NASA Captures Northern Lights In New Stunning Photo
Nothing can surpass a more spectacular light show than nature itself as seen in the Northern Lights in Canada.
Fox News reported that NASA's Suomi NPP spacecraft captured the Northern Lights, also known as aurora borealis, across the auroral oval: Alberta, British Columbia, Manitoba, Nunavut, Saskatchewan and Northwest Territories on Dec. 22, the night after the winter solstice. Through the use of the day-night band (DIB) of the Visible Infrared Imaging Radiometer Suite (VIRS), the stunning swirls of clouds 512 miles above the Earth were shown in a black and white photo.

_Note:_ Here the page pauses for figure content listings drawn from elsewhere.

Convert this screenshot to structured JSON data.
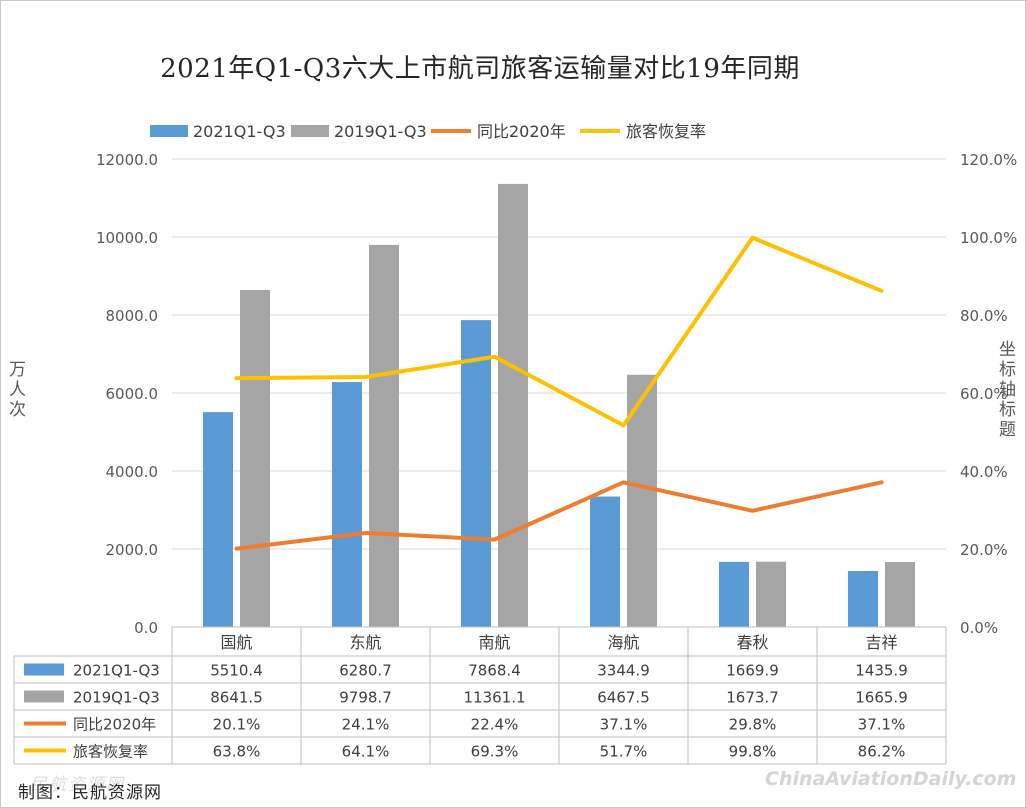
{
  "source_note": "制图：民航资源网",
  "watermark_left": "民航资源网",
  "watermark_right": "ChinaAviationDaily.com",
  "chart_data": {
    "type": "bar",
    "title": "2021年Q1-Q3六大上市航司旅客运输量对比19年同期",
    "ylabel": "万人次",
    "y2label": "坐标轴标题",
    "ylim": [
      0,
      12000
    ],
    "y2lim": [
      0,
      1.2
    ],
    "y_ticks": [
      "0.0",
      "2000.0",
      "4000.0",
      "6000.0",
      "8000.0",
      "10000.0",
      "12000.0"
    ],
    "y2_ticks": [
      "0.0%",
      "20.0%",
      "40.0%",
      "60.0%",
      "80.0%",
      "100.0%",
      "120.0%"
    ],
    "categories": [
      "国航",
      "东航",
      "南航",
      "海航",
      "春秋",
      "吉祥"
    ],
    "legend_position": "top",
    "gridlines": true,
    "data_table": true,
    "series": [
      {
        "name": "2021Q1-Q3",
        "kind": "bar",
        "axis": "left",
        "color": "#5b9bd5",
        "values": [
          5510.4,
          6280.7,
          7868.4,
          3344.9,
          1669.9,
          1435.9
        ],
        "labels": [
          "5510.4",
          "6280.7",
          "7868.4",
          "3344.9",
          "1669.9",
          "1435.9"
        ]
      },
      {
        "name": "2019Q1-Q3",
        "kind": "bar",
        "axis": "left",
        "color": "#a5a5a5",
        "values": [
          8641.5,
          9798.7,
          11361.1,
          6467.5,
          1673.7,
          1665.9
        ],
        "labels": [
          "8641.5",
          "9798.7",
          "11361.1",
          "6467.5",
          "1673.7",
          "1665.9"
        ]
      },
      {
        "name": "同比2020年",
        "kind": "line",
        "axis": "right",
        "color": "#ed7d31",
        "values": [
          0.201,
          0.241,
          0.224,
          0.371,
          0.298,
          0.371
        ],
        "labels": [
          "20.1%",
          "24.1%",
          "22.4%",
          "37.1%",
          "29.8%",
          "37.1%"
        ]
      },
      {
        "name": "旅客恢复率",
        "kind": "line",
        "axis": "right",
        "color": "#ffc000",
        "values": [
          0.638,
          0.641,
          0.693,
          0.517,
          0.998,
          0.862
        ],
        "labels": [
          "63.8%",
          "64.1%",
          "69.3%",
          "51.7%",
          "99.8%",
          "86.2%"
        ]
      }
    ]
  }
}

According to NASA, the aurora borealis is a result of a strong solar wind stream stirring up from the Sun's energetic particles colliding with the Earth's magnetic field.

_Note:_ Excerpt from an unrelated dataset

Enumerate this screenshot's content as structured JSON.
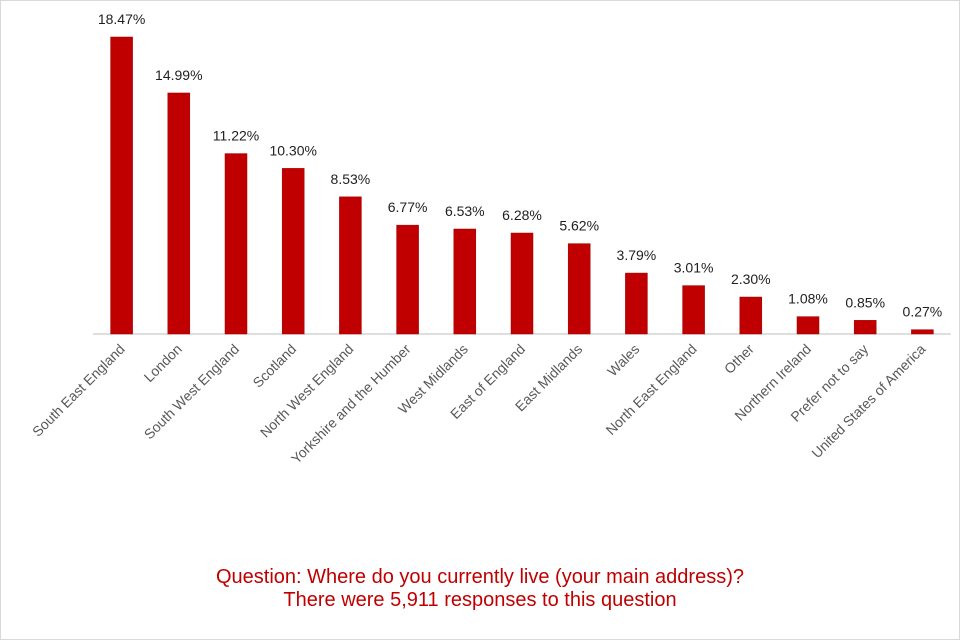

"The collision of solar particles and pressure into our planet's magnetosphere accelerates particles trapped in the space around Earth (such as in the radiation belts)," the space agency explained in its statement. "Those particles are sent crashing down into Earth's upper atmosphere-at altitudes of 100 to 400 kilometers (60 to 250 miles)-where they excite oxygen and nitrogen molecules and release photons of light. The results are rays, sheets, and curtains of dancing light in the sky."
As per previous studies, these oxygen molecules release green lights while nitrogen produces orange or red lights.

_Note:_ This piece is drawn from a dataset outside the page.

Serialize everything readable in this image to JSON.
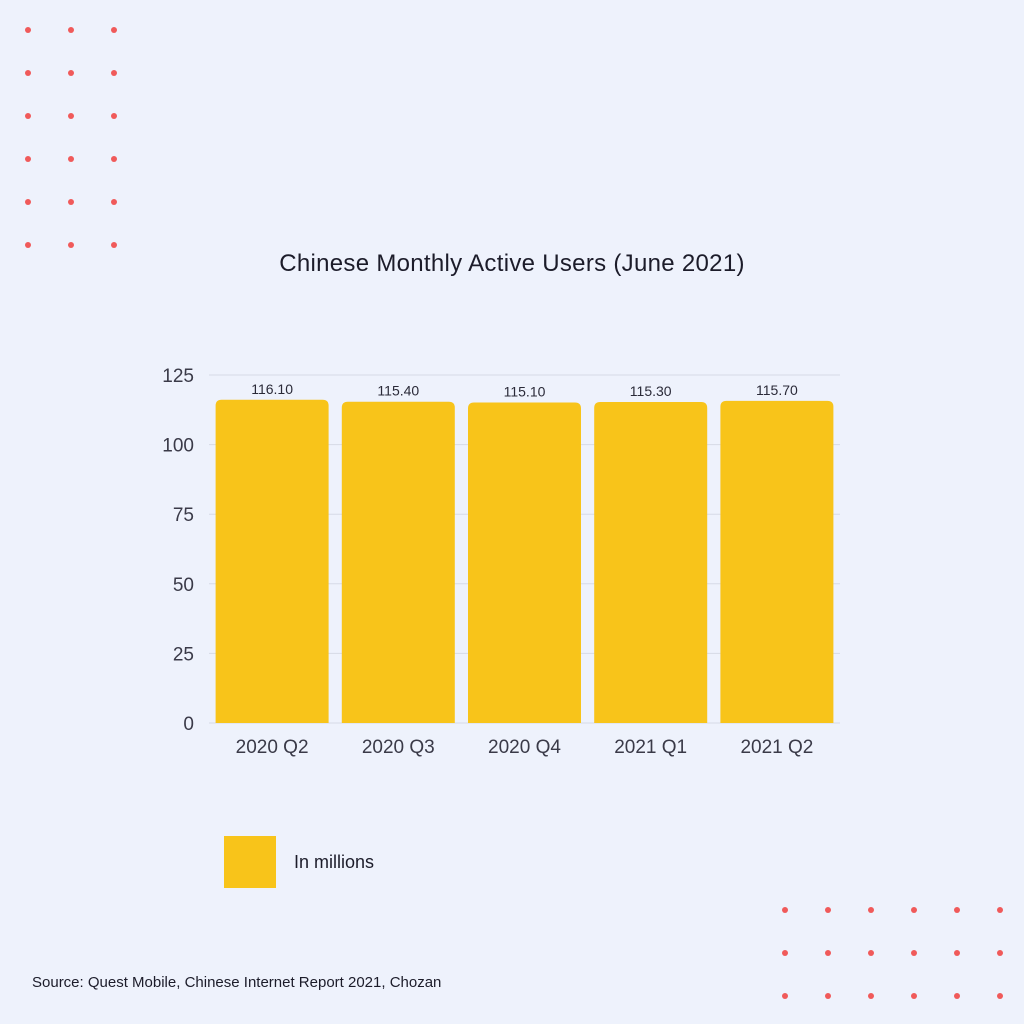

These energetic particles coming down from the Earth's magnetosphere to the gases of the upper atmosphere were detected by the DNB, which specializes in capturing dim light signals like auroras, gas flares, airglows and reflected moonlight.
Although these solar wind events often occur in Canada, the most spectacular solar storms apparently happen every 11 years, NASA researchers reported. The last cycle peaked back in 2013 despite the Sun's lowest record of solar maximum in a century.
The Northern Lights' next cycle peak will occur in 2024.